The “
Nuovo Mattino” represents a fundamental step in the evolution of mountaineering in Europe, ushering in a shift from a “Nationalistic” form of alpinism, characterized by the “summit conquest at all costs” mentality, to a more free, lightweight, playful approach based on the pursuit of freedom, rejecting the alpine culture of “summit at all costs,” mountain huts, mountaineering boots, the Italian Alpine Club (CAI), mountain guides, and deploring the environmental exploitation of mountains. The
Orco Valley was the stage for all this, and the “Nuovo Mattino” is
the inspiration for our project.
In the early 1970s, the mountains between
Turin and
Gran Paradiso began to be inhabited by strange characters, light-years away from the traditional figures of classical mountaineering. These new climbers rejected the heroic myth of classical mountaineering that involved the ritual of reaching the summit at all costs. They began to question and challenge the methods and goals of classical mountaineering, replacing it with a new idea of conquest,
“outside the traditional schemes,” from established techniques and methodologies. In the small world of mountaineering, this was an epochal fracture leading to the birth of a true
rebellious movement, Nuovo Mattino (from the title of an article by
Gian Piero Motti in the Rivista della Montagna), rooted in cultural references derived from 1968.
It was led by the Turin-based writer/climber
Gian Piero Motti, a cultured and brilliant young man, an excellent climber, and the author of strong articles.
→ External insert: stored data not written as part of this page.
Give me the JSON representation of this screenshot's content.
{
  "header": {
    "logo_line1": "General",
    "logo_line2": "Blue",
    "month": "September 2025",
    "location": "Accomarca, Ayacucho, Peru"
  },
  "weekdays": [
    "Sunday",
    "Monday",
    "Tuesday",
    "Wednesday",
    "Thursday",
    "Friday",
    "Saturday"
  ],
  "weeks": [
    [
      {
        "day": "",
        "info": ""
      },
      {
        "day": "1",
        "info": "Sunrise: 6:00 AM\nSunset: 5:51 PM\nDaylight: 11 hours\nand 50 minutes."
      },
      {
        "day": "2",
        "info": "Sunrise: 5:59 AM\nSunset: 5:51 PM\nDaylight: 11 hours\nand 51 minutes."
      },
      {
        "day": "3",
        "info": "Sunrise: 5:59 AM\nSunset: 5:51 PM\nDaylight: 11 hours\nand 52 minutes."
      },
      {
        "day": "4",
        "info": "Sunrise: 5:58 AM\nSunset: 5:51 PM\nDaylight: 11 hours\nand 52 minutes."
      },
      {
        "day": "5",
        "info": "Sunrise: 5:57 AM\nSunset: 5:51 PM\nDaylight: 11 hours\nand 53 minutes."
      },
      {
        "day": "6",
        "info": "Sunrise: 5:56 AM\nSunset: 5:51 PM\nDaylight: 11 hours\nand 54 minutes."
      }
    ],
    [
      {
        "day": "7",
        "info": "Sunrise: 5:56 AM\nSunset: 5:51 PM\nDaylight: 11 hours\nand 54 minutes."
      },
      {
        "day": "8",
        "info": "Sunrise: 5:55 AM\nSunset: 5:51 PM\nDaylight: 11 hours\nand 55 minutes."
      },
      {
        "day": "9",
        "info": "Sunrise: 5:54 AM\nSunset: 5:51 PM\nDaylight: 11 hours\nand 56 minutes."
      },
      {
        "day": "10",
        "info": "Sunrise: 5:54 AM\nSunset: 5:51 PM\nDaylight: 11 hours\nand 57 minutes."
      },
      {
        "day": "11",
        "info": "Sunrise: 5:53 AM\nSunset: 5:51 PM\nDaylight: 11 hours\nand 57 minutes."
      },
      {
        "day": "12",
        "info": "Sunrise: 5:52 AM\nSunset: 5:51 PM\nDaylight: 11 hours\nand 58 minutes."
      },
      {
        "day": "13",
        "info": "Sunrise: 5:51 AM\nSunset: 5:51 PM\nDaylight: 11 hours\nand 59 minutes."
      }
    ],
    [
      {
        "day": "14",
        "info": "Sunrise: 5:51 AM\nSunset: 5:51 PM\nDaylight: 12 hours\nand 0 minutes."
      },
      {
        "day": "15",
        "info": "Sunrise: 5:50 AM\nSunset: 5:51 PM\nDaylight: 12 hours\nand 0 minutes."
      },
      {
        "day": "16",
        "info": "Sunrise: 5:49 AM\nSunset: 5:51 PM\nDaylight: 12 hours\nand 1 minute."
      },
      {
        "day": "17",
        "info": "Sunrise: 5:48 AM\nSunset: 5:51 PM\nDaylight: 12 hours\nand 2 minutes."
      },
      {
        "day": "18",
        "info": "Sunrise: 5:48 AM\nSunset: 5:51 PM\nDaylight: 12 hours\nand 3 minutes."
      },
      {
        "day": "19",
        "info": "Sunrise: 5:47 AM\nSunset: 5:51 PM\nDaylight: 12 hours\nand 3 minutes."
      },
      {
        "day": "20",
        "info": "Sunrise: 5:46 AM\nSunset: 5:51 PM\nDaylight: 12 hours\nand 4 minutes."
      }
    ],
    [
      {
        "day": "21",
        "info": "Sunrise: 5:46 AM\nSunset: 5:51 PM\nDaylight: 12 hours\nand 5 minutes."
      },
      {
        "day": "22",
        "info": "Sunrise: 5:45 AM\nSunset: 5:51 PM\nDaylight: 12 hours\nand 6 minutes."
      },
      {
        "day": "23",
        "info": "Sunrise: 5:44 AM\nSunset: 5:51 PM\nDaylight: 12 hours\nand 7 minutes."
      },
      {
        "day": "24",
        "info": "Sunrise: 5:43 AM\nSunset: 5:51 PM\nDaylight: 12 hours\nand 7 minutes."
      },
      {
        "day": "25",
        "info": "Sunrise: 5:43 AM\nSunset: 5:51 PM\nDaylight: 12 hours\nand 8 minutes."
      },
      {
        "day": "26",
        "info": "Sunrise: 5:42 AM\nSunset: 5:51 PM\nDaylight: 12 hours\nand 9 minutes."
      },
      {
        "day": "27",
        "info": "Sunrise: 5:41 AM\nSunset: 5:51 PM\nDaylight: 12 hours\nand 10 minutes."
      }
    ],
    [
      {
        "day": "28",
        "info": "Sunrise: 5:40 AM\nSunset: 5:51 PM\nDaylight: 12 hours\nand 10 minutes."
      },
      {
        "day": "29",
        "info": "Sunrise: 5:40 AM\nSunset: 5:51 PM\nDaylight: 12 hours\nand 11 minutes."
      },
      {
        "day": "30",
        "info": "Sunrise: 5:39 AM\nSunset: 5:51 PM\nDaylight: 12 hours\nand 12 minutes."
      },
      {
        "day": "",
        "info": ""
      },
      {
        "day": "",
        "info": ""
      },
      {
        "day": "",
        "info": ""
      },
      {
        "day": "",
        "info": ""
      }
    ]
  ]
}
They rejected the general attitude of the alpine world and replaced it with jeans and a T-shirt. They opened routes with symbolic names: “
Itaca nel Sole,” “
Il Lungo Cammino dei Comanches,” “
La Via della Rivoluzione.” Inspired by the myth of
California climbing, they found beautiful gneiss walls a few minutes from the road in the Orco Valley and imaginatively named them
Caporal and
Sergent, in response to the legendary
Capitan of the
Yosemite Valley.
The main idea of the movement was the discovery of freedom, the taste of transgression, the rejection at all costs of alpine culture focused on summiting, and respect for nature through a more sustainable vision of mountaineering.
There was a refusal to reduce the mountain (and nature in general) to an obstacle to be overcome while keeping man at the center of nature. Using specific methods of physical and mental training, often importing technical innovations from the United States (the early pioneers of free climbing, who faced the walls of El Capitan in Yosemite, California, in those years, considered until then impossible to climb), it became possible to overcome difficulties that seemed insurmountable at the time: it was the period when
shoes with smooth soles began to be used instead of mountaineering boots, the times when the foundations of free climbing were laid.
After the 1970s and 1980s, the Nuovo Mattino will disappear with its contradictions, leaving only what can be consumed and accumulated in innovation. There was a transition from the utopia of Nuovo Mattino to the materiality of sports performances.
“… I would be very happy if on these walls that new dimension of mountaineering could evolve more and more, stripped of heroism and glory of the regime, instead set on a serene acceptance of one’s limits, in a joyful atmosphere, with the intention of deriving, as in a game, the maximum possible pleasure from an activity that until now seemed to be characterized by the denial of pleasure in favor of suffering.”
Gian Piero Motti. 1946/1983
This group of climbers included Gian Piero Motti, Gian Carlo Grassi, Danilo Galante, Roberto Bonelli, Andrea Gobetti, Mike Kosterlitz, Ugo Manera, and others.
The Orco Valley was the main stage of the Nuovo Mattino movement. The ideal place to open new routes and express their contrast with the general culture of mountaineering.
“It was incredible, simply incredible. There was that continuous succession of granite walls, each more beautiful and larger than the other, where everything was still to be done, everything. It was like discovering a Yosemite behind the front door. For me, used to the small walls of Wales and Derbyshire, used to exploiting every hold, it was heaven on earth. There was more virgin rock on Caporal alone than in all of Snowdonia. We just had to decide where to go; it was absolutely incredible that there were still places like that.”